Бах, обожгла и вторая, а вот и ещё, и снова. Да это он запускает искры. Палка в руках, Юрка бьёт по костру, и взлетают огни, рассыпаются в небе фонтаном.
Вот только почему не смеётся мать, почему на глазах её слёзы, и рот закрыла ладонями. И отец тискает пальцами вдруг ставшие седыми виски.
И что за старуха на том берегу машет, снявши платок, впивается в Юрку взглядом. Да нет, это птица взлетает в тёмное небо.
Юрка пугается, отшагивает и падает в сено, и пахнет пожухлой травой и ёлкой. Так спокойно, и хочется спать.
***
Поляны и ложбины прочёсывали пятна тусклых фонарей. Лес гудел голосами, криками офицеров и грохотом выстрелов. Зверя в арестантской робе гнали к просеке. Загоняли с глубокой злобой, льющейся через край. Одна мысль свербела в головах спешащих людей — живым зверя не брать.
Долго сидели потом, не замечая несмелое солнце над лесом. Закуривали, ломая спички дрожащими руками. Смотрели в траву и молчали. И кляли холостые патроны и отсутствие фонарей. И снова курили, мрачно сплёвывая на мокрую от росы траву.
Прапорщик черкал в блокноте, задумчиво бормотал о своём:
— Грузин лучше мёртвый, чем, сука, живой, подельника надо искать.
— Лазоян и есть Грузин? — вскинул голову лейтенант. — По виду же русский, а фамилия так вообще армянская.
— Родился он в Грузии, отсюда и кличка — Грузин, а Лазоян по отцу, был такой вор в законе, — прапорщик хлопнул по плечу лейтенанта. — Солдат твой — боец, не испугался. Таких уже не рожают.

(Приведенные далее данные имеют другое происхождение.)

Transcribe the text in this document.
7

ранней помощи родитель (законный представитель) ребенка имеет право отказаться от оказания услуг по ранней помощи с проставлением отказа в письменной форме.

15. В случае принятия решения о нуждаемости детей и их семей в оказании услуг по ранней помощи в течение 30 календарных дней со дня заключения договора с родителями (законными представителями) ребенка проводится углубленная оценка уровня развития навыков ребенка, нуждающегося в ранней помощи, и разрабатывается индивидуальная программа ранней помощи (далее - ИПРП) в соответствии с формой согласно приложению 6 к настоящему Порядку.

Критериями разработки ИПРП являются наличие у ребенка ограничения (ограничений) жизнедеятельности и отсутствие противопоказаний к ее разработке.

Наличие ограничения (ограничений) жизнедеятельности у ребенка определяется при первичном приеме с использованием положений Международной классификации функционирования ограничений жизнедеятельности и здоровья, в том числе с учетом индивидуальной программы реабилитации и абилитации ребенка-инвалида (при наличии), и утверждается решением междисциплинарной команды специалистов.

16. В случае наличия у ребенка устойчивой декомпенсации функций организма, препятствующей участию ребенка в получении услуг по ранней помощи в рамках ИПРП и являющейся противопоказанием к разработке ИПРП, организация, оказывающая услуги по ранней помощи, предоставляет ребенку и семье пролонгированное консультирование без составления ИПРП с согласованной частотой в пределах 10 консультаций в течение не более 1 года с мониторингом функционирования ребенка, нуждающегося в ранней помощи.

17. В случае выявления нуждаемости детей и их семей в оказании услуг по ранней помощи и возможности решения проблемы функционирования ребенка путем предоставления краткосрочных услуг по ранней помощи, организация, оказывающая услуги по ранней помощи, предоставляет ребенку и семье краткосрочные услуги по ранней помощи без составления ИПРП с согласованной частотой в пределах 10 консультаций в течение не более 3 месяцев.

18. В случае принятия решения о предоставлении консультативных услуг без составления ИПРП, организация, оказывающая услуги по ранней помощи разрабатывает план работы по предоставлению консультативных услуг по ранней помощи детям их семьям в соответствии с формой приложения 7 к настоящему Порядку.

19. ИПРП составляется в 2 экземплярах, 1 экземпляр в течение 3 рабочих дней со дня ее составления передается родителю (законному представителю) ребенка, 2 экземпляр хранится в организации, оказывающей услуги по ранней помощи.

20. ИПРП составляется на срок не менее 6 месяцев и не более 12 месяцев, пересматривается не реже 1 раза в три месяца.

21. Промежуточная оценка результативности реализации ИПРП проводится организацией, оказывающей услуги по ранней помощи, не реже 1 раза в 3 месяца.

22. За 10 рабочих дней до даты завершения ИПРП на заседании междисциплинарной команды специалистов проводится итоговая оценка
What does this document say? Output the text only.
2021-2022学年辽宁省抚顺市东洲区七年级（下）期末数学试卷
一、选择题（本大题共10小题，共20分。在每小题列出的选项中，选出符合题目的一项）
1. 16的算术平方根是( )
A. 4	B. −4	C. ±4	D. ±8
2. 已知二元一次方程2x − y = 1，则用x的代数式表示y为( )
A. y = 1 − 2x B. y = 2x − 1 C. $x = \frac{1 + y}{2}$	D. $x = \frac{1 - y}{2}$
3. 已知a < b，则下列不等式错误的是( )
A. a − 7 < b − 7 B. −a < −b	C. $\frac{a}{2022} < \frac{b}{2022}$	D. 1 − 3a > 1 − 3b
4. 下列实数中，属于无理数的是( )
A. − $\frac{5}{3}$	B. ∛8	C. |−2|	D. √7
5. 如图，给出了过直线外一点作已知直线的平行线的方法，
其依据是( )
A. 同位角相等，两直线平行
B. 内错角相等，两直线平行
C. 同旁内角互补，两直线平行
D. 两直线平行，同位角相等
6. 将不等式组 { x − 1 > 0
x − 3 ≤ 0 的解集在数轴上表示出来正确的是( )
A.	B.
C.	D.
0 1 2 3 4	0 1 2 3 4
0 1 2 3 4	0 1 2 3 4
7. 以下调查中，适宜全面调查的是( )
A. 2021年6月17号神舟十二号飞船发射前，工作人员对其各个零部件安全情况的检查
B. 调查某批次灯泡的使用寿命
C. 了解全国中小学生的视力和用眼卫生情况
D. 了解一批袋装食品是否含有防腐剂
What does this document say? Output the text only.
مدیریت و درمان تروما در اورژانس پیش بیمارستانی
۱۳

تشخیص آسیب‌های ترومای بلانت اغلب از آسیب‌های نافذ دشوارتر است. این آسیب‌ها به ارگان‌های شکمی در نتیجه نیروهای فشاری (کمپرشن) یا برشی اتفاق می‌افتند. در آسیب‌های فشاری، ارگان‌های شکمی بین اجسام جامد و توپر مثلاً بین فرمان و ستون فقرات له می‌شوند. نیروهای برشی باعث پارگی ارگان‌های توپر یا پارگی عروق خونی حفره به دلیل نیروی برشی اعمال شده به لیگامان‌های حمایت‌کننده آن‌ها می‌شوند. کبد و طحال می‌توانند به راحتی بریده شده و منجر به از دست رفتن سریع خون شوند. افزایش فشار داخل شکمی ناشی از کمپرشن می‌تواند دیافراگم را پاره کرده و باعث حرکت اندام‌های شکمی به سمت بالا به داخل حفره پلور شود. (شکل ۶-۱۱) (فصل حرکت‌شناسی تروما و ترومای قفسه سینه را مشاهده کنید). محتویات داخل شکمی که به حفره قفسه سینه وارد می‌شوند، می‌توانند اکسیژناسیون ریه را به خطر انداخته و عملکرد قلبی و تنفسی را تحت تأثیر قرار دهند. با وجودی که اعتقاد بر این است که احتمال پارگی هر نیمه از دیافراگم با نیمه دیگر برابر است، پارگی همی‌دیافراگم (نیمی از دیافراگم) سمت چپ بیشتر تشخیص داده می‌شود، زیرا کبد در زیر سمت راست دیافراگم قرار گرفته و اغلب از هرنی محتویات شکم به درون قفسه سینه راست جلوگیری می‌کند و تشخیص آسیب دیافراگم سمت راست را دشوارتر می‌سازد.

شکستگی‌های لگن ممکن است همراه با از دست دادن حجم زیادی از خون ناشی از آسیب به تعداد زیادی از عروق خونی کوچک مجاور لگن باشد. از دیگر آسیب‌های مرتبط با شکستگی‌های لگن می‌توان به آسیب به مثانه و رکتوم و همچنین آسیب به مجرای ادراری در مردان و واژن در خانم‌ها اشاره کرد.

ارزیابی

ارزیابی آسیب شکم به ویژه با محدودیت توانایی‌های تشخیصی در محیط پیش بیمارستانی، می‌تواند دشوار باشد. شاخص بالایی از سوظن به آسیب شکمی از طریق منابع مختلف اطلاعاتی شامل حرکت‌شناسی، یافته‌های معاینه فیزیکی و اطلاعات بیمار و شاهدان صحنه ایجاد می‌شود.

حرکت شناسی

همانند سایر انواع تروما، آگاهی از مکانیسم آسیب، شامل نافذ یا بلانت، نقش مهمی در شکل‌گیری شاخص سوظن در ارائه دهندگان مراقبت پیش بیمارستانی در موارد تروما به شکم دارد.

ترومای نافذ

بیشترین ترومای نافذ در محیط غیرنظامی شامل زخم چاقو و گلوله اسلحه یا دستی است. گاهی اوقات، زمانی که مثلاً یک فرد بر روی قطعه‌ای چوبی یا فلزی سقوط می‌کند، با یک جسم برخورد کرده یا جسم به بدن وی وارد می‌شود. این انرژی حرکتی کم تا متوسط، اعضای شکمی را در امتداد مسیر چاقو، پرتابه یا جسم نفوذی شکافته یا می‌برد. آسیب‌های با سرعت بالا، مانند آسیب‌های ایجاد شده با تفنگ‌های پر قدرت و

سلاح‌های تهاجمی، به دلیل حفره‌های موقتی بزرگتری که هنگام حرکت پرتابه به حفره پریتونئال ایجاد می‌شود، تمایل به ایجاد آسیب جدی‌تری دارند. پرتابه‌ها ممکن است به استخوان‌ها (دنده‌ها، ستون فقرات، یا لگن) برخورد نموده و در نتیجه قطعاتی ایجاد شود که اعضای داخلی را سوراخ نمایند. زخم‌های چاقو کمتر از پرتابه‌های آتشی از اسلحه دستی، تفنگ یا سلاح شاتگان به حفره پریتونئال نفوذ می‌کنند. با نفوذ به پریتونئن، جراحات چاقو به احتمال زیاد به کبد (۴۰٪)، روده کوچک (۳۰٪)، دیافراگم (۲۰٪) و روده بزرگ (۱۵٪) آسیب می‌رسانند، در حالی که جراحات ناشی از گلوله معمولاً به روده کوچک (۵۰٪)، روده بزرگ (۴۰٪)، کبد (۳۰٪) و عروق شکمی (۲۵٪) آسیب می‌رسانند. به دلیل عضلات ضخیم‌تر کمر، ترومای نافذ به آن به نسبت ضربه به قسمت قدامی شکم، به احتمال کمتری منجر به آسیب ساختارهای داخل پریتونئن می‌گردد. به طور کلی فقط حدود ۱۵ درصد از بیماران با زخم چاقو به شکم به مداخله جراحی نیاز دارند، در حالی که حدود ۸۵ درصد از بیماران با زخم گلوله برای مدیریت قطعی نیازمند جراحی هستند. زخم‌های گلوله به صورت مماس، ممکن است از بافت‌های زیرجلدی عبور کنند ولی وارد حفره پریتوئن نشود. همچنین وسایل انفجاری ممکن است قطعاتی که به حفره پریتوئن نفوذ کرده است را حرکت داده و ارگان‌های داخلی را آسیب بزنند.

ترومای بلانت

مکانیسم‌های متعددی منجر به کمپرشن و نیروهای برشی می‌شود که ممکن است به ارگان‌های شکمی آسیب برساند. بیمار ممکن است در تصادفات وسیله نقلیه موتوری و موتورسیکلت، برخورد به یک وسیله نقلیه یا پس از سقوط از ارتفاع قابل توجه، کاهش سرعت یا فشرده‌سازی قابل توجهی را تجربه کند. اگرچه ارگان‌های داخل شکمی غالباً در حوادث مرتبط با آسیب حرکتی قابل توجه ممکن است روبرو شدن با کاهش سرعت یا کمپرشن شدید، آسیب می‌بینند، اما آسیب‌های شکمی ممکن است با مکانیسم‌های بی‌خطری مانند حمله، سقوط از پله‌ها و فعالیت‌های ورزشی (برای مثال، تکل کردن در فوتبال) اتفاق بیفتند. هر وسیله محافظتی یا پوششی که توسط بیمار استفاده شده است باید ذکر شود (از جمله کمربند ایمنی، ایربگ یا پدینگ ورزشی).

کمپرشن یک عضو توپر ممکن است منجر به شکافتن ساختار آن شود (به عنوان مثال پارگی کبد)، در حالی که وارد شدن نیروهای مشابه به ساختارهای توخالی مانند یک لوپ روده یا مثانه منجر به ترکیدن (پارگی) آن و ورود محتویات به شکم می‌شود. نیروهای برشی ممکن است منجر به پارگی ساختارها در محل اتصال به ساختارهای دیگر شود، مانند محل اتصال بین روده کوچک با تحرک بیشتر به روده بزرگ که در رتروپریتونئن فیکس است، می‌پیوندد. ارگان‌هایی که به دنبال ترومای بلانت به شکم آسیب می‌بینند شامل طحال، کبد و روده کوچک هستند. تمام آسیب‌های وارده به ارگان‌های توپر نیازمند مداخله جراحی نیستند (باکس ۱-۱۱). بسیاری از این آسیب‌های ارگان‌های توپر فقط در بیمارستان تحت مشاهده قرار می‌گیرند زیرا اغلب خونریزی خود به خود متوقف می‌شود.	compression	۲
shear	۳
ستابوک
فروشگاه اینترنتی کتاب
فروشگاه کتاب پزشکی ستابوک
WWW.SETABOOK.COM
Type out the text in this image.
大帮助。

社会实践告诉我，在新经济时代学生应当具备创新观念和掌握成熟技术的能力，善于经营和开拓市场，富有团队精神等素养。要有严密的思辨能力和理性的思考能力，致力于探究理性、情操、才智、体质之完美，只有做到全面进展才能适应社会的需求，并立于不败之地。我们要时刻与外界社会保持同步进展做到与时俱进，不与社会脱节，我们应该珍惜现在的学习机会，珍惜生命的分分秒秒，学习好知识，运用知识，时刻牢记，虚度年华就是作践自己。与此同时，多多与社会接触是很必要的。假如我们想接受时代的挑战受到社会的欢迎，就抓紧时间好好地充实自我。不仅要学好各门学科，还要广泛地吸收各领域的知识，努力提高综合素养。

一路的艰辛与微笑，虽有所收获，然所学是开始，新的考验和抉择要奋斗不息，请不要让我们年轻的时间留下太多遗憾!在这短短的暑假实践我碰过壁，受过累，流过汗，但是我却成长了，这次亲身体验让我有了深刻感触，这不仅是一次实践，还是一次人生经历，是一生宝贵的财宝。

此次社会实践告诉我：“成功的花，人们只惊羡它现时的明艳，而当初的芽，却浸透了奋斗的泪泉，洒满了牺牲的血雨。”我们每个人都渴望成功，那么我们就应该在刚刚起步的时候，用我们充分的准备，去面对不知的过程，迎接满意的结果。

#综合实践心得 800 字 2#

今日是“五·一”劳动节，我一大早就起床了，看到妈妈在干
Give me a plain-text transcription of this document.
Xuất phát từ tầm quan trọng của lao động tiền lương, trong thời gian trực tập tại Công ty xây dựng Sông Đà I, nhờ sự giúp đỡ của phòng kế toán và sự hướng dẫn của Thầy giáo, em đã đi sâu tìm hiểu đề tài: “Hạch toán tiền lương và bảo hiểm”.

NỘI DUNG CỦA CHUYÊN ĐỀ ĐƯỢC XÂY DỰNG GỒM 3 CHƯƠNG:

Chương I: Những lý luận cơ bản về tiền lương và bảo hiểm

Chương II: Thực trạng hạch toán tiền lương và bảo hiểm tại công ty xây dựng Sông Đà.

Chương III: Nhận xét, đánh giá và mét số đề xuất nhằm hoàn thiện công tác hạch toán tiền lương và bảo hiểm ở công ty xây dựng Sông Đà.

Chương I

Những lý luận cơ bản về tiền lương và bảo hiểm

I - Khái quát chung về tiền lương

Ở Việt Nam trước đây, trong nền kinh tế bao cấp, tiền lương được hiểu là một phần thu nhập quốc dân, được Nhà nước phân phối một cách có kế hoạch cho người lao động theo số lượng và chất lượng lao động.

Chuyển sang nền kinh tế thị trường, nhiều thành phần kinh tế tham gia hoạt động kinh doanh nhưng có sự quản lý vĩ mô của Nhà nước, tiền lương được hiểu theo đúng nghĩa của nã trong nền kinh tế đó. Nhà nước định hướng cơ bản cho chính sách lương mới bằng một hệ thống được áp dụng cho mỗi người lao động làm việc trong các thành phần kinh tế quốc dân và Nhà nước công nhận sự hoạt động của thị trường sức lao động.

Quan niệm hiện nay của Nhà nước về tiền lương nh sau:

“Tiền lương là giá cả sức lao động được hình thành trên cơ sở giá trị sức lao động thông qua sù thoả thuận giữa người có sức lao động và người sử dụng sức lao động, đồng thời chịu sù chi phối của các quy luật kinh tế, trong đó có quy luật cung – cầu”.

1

Возле Юрки в свете автомобильных фар копошились люди в халатах. Щуплый врач устало поднялся с колен, стряхнул прилипшие листья.
— Задышал ваш солдат. Молодец. Одна пуля навылет, вторую достанем в госпитале. — Врач кивнул санитарам: — Грузим, и вперёд. Вот, кстати, выпало у него из кармана.
Он протянул лейтенанту листок, измазанный кровью. Офицер взял осторожно, стараясь не испачкаться, развернул.
— Телеграмма. Ничего себе, дед у него вчера умер. Вот дела, у внука смерть переманил.
Врач пожал плечами:
— Возможно. Но две пули и живой — это редкость.